In a letter sent to Senate Minority Leader Mitch McConnell and other members of Senate GOP leadership on Wednesday, 13 Republican senators voiced their opposition to invoking cloture on the National Defense Authorization Act unless the Senate votes on an amendment that would prevent the military from discharging service members for choosing not to get the Covid shot, as well as reinstate those who had already been discharged with full back pay.

“The Department of Defense COVID-19 vaccine mandate has ruined the livelihoods of men and women who have honorably served our country,” the letter reads. “The United States simply cannot afford to discharge our brave men and women in uniform and lose the investments we have made into each and every one of them due to an inept bureaucratic policy. …We respectfully request that the Senate vote to remedy a policy that adversely affects our service members and our national security.”

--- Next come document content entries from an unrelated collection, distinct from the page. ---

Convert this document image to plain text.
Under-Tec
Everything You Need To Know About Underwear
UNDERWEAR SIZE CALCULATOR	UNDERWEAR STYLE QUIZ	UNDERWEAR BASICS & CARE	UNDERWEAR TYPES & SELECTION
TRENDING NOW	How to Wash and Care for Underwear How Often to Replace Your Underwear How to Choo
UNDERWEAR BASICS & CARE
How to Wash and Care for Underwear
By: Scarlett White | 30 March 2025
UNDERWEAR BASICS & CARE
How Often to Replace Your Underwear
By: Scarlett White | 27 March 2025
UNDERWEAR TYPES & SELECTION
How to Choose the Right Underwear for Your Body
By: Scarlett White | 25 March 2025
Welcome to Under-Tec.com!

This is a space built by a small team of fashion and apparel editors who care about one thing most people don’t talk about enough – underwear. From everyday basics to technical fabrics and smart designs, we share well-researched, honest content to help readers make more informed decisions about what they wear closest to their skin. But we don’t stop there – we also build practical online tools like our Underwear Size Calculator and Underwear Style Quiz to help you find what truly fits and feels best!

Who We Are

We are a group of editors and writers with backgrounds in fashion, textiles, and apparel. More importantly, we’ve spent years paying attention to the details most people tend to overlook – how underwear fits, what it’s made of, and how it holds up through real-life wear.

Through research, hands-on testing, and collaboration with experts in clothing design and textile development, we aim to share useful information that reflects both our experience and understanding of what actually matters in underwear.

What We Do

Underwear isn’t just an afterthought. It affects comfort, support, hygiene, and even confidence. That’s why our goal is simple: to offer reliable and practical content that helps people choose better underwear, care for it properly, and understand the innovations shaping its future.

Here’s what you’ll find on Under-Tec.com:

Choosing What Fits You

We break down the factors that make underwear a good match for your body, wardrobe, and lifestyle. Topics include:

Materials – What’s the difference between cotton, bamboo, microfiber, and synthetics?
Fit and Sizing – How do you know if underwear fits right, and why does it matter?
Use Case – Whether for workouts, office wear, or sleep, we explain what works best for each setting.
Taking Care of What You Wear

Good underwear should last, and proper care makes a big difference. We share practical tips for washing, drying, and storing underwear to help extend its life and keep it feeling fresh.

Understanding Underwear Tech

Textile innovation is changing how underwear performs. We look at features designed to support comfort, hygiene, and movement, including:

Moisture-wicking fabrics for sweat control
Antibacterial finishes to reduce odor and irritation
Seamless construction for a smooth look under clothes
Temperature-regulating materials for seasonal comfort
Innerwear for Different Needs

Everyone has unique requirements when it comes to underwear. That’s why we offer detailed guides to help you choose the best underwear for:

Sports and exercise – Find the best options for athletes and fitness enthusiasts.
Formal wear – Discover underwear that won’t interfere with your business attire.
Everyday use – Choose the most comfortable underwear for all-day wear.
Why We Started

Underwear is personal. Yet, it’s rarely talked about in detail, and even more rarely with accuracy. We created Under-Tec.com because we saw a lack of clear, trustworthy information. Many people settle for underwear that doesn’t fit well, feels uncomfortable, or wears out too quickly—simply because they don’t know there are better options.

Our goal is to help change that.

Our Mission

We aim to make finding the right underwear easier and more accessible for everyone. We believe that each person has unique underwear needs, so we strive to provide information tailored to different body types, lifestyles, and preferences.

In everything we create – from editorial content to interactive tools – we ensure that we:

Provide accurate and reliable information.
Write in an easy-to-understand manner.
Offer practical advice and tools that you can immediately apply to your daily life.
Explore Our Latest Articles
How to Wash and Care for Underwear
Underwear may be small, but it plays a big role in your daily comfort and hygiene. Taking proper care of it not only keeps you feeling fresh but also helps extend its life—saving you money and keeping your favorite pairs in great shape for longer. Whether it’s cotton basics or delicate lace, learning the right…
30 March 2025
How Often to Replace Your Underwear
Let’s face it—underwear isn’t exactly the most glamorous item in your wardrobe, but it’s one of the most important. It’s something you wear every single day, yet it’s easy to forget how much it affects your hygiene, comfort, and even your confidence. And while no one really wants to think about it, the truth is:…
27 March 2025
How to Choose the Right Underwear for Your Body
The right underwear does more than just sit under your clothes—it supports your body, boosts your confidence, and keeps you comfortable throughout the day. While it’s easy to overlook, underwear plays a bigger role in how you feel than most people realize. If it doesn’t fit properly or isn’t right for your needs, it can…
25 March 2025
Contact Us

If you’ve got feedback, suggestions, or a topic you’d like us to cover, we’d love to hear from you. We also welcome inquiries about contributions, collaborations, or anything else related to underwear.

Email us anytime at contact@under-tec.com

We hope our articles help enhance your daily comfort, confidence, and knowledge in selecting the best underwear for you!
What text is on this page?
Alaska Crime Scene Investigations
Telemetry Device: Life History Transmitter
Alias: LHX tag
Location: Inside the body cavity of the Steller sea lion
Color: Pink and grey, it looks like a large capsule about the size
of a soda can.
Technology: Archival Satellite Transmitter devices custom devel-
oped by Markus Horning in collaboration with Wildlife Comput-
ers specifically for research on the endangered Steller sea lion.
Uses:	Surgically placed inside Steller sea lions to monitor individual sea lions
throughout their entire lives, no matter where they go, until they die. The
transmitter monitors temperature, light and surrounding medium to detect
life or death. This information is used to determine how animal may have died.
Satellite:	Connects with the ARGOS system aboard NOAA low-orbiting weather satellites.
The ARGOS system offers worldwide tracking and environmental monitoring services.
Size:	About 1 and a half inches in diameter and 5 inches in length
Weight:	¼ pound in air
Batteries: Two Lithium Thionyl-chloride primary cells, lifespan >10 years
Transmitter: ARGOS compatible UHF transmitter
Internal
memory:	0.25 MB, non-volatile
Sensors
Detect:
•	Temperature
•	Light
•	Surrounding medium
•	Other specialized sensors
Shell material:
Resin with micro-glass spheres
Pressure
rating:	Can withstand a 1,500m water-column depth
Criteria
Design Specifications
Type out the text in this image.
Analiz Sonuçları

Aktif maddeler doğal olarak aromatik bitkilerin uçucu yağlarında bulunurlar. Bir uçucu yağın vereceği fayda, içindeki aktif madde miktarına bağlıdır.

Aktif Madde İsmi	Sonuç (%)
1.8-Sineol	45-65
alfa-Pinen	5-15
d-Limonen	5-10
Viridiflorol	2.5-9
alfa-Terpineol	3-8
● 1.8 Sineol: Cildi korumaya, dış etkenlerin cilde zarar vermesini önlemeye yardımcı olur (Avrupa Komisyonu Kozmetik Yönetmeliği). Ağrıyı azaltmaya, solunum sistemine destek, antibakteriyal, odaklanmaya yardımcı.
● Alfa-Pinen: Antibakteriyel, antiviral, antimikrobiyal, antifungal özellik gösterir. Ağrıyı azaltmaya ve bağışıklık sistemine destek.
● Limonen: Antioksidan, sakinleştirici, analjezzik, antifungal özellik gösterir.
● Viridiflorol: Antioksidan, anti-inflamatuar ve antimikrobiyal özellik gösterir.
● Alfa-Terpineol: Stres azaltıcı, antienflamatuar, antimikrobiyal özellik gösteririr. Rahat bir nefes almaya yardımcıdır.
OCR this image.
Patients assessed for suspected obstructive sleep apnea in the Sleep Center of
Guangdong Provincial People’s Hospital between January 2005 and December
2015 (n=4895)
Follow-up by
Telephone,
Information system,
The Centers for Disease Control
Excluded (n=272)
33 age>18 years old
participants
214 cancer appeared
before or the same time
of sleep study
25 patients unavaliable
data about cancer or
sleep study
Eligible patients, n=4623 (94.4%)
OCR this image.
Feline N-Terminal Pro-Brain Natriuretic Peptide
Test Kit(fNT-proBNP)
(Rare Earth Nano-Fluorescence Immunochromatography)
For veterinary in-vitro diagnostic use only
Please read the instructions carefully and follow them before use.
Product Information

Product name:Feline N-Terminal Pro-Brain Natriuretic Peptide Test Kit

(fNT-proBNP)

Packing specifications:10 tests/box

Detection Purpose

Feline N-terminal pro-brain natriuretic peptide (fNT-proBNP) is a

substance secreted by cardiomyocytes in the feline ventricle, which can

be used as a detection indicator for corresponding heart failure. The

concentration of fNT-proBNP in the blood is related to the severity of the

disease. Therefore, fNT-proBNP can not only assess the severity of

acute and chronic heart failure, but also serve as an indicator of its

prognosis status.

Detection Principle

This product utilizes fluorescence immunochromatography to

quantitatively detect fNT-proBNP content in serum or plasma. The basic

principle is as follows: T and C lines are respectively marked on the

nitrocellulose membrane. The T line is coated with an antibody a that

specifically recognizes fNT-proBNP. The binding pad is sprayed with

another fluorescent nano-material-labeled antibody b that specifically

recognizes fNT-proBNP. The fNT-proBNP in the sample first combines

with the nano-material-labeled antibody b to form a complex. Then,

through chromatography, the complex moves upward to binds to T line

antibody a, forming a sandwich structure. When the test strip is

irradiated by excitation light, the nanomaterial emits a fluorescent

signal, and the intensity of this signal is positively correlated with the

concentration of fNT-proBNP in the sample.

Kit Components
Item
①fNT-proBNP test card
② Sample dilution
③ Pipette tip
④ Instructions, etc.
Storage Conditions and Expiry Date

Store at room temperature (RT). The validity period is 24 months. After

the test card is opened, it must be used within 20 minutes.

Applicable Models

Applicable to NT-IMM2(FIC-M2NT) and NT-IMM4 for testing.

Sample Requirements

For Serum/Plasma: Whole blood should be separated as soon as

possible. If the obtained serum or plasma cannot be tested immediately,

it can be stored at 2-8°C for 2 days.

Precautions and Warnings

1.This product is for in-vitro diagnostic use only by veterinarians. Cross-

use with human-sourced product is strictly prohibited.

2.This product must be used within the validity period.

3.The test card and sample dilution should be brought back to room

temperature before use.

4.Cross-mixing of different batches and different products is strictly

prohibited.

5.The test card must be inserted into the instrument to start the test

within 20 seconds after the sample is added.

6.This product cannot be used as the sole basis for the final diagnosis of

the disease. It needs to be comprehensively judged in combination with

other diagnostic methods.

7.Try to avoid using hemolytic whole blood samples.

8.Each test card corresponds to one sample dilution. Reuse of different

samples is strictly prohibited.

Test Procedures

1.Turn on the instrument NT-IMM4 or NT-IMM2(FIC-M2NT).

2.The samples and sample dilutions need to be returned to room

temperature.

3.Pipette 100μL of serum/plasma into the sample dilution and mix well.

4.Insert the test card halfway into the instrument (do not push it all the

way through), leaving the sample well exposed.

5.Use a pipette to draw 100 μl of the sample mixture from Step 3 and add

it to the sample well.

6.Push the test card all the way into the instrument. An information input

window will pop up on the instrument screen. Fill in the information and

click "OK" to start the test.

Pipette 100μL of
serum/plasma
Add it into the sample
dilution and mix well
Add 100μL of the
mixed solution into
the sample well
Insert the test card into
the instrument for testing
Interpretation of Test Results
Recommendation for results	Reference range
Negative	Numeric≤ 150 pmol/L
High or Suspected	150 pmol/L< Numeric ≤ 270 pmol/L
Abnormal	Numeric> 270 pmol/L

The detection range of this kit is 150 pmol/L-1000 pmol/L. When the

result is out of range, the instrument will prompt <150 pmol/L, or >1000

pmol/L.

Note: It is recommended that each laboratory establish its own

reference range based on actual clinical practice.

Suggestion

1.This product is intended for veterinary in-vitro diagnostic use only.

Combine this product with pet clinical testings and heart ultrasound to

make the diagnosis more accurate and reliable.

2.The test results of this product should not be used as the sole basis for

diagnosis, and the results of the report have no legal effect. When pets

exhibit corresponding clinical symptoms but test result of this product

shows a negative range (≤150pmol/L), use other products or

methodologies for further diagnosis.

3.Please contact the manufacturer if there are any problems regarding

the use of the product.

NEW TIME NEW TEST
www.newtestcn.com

Among the Republicans signed onto the letter are Sens. Ron Johnson of Wisconsin, Rand Paul of Kentucky, Lindsey Graham of South Carolina, Rick Scott and Marco Rubio of Florida, Mike Lee of Utah, Ted Cruz of Texas, Mike Braun of Indiana, Roger Marshall of Kansas, Tommy Tuberville of Alabama, Steve Daines of Montana, Cindy Hyde-Smith of Mississippi, and Josh Hawley of Missouri.

Despite the CDC’s acknowledgment in May 2021 that the Covid jabs don’t prevent individuals from getting or spreading the respiratory virus, the Biden administration proceeded to mandate the shots for all U.S. service members in August of that same year. According to the Republican senators’ Wednesday letter, as of April 2022, approximately 3,400 troops have been involuntarily separated from service for refusing the jab.

Some service members, however, have since filed lawsuits against the Defense Department over the agency’s overwhelming denial of troops’ religious exemptions from the shot mandate. Earlier this year, several members of the U.S. Coast Guard filed suit against high-ranking military officials such as Defense Secretary Lloyd Austin, claiming that the department’s denial of their religious exemptions is an infringement of their First Amendment rights.

“Chaplains attested to the sincerity of Plaintiffs’ religious objections to being vaccinated, and Defendants did not contest the sincerity of Plaintiffs’ religious objections to being vaccinated,” the suit reads.